Буквы плясали у меня перед глазами. Озадаченный, сбитый с толку, я ловил себя на том, что вновь и вновь перечитываю строки, как будто не понимая их совершенно ясного содержания. Вскоре смысл дошел до меня и поразил мои чувства, как удар током...
Нет! Это невозможно! Фортуна никогда не выкидывала более безумного трюка! Никто и никогда еще не становился предметом такой дикой гротескной шутки! Должно быть, меня разыгрывали... а между тем... если это была и шутка, то замечательно искусная! Шутка, наделенная всей силой закона!.. Сколь бы причудливой и фантастической ни была судьба, правящая делами человеческими, новость казалась очень правдивой!
II
С трудом успокоившись, я еще раз внимательнейшим образом перечитал документ, и мое изумление только усилилось. Наверное, я сошел с ума? Нет ли у меня высокой температуры? Может ли это невероятное, это удивительное известие действительно быть правдой? Потому что... если бы это было правдой... Боже мой! Да от одной мысли об этом кружилась голова... Одна только сила воли удерживала меня от обморока, столь велики были волнение, изумление и восторг. Если бы это оказалось правдой — тогда весь мир лежал бы у моих ног! Из нищего я превратился бы в короля. Стал бы кем только пожелал бы стать! В письме — удивительном письме, украшенном вензелем известной лондонской юридической компании, — в скупых и точных выражениях объявлялось, что дальний родственник моего отца, о котором я слыхал разве что в детстве, да и то крайне редко, внезапно скончался в Южной Америке, оставив меня своим единственным наследником.
Недвижимое и движимое имущество оценивается в настоящее время более чем в пять миллионов фунтов стерлингов, и мы сочтем за честь, если Вы соблаговолите зайти к нам в любой день на этой неделе, чтобы мы могли вместе выполнить необходимые формальности.
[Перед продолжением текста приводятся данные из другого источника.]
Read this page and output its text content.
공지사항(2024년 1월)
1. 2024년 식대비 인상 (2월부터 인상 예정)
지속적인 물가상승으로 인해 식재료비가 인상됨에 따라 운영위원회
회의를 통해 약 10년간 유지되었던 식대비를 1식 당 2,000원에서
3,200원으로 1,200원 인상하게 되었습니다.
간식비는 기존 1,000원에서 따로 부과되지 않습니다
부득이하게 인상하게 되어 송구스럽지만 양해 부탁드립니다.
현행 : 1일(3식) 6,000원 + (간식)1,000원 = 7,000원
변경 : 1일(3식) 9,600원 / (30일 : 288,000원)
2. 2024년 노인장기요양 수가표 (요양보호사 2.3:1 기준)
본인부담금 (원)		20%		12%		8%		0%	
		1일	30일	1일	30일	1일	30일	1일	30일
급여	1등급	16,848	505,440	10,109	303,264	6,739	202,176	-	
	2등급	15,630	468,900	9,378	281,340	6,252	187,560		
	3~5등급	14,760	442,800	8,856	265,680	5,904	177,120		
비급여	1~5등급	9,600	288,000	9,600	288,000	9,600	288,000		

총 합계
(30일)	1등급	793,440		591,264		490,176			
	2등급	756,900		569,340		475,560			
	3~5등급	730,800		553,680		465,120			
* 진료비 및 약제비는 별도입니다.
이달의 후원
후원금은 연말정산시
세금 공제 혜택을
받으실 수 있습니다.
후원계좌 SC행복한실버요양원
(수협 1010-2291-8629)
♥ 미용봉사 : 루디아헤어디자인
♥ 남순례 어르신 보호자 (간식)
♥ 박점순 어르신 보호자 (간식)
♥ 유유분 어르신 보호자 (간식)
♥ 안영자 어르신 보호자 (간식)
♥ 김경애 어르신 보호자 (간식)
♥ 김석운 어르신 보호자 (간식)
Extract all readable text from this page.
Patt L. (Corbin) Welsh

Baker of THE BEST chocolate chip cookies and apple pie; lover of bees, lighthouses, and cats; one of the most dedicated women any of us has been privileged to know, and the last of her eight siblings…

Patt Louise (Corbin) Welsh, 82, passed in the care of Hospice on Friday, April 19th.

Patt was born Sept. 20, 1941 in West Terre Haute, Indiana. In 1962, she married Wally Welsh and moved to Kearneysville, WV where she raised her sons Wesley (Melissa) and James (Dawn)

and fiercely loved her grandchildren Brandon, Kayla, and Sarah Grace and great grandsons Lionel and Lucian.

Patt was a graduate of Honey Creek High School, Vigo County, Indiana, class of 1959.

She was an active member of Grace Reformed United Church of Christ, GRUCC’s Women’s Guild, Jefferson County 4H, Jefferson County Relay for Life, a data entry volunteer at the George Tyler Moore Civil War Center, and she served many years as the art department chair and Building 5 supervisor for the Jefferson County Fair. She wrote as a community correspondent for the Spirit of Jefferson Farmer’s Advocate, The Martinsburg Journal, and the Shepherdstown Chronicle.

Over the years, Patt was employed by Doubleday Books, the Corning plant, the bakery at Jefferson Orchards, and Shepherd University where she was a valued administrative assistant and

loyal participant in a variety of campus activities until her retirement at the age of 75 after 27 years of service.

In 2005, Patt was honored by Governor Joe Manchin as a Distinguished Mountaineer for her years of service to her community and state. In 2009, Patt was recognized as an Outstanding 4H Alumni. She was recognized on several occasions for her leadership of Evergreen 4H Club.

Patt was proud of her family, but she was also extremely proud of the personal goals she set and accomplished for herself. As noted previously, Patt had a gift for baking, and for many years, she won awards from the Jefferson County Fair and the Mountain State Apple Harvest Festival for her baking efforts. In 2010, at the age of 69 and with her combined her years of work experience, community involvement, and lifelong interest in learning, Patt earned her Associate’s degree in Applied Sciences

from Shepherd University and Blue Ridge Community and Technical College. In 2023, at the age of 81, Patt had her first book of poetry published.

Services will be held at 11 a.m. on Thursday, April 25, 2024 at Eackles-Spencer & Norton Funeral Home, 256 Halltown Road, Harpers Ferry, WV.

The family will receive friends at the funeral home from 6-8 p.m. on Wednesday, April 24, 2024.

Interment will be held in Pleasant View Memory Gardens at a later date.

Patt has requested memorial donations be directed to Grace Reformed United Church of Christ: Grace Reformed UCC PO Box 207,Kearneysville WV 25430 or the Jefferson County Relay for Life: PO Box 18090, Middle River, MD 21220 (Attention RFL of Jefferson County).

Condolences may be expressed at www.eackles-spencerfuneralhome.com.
Бóльшая часть наличных денег хранится в Банке Англии, другая значительная часть размещена в ценных бумагах французского правительства. Мы предпочли бы обсудить дальнейшие детали с Вами лично, а не путем переписки. В надежде, что Вы, досточтимый сэр, свяжетесь с нами незамедлительно, остаемся вашими покорными слугами...
Пять миллионов! Мне, голодающему литературному поденщику, не имеющему ни друзей, ни надежд, обивающему пороги низких газетных притонов, мне достается «более пяти миллионов фунтов стерлингов»! Я пытался осознать это поразительное известие — ибо оно, по всей видимости, было реальностью, — но никак не мог. Оно казалось диким бредом, следствием головокружения и тумана перед глазами, происходившими от недостатка пищи. Я оглядел комнату: убогая жалкая мебель, нерастопленный камин, грязная лампа, хлипкая низкая кровать — все свидетельствовало о нужде, доходящей до нищеты. Какой контраст между окружавшей меня бедностью и только что полученным известием! Дичайшее, нелепейшее несоответствие, о котором никто никогда не слыхивал, которого никто и вообразить бы не смог!
Я разразился хохотом...
— Случался ли когда-либо раньше столь безумный каприз Фортуны?! — вскричал я. — Кто бы мог подумать! Боже! Меня! Из всех людей на свете именно меня избрало Провидение! Клянусь небом! О, если все это правда, то я не заставлю себя ждать! Теперь все это общество завертится, как волчок, от одного движения моей руки!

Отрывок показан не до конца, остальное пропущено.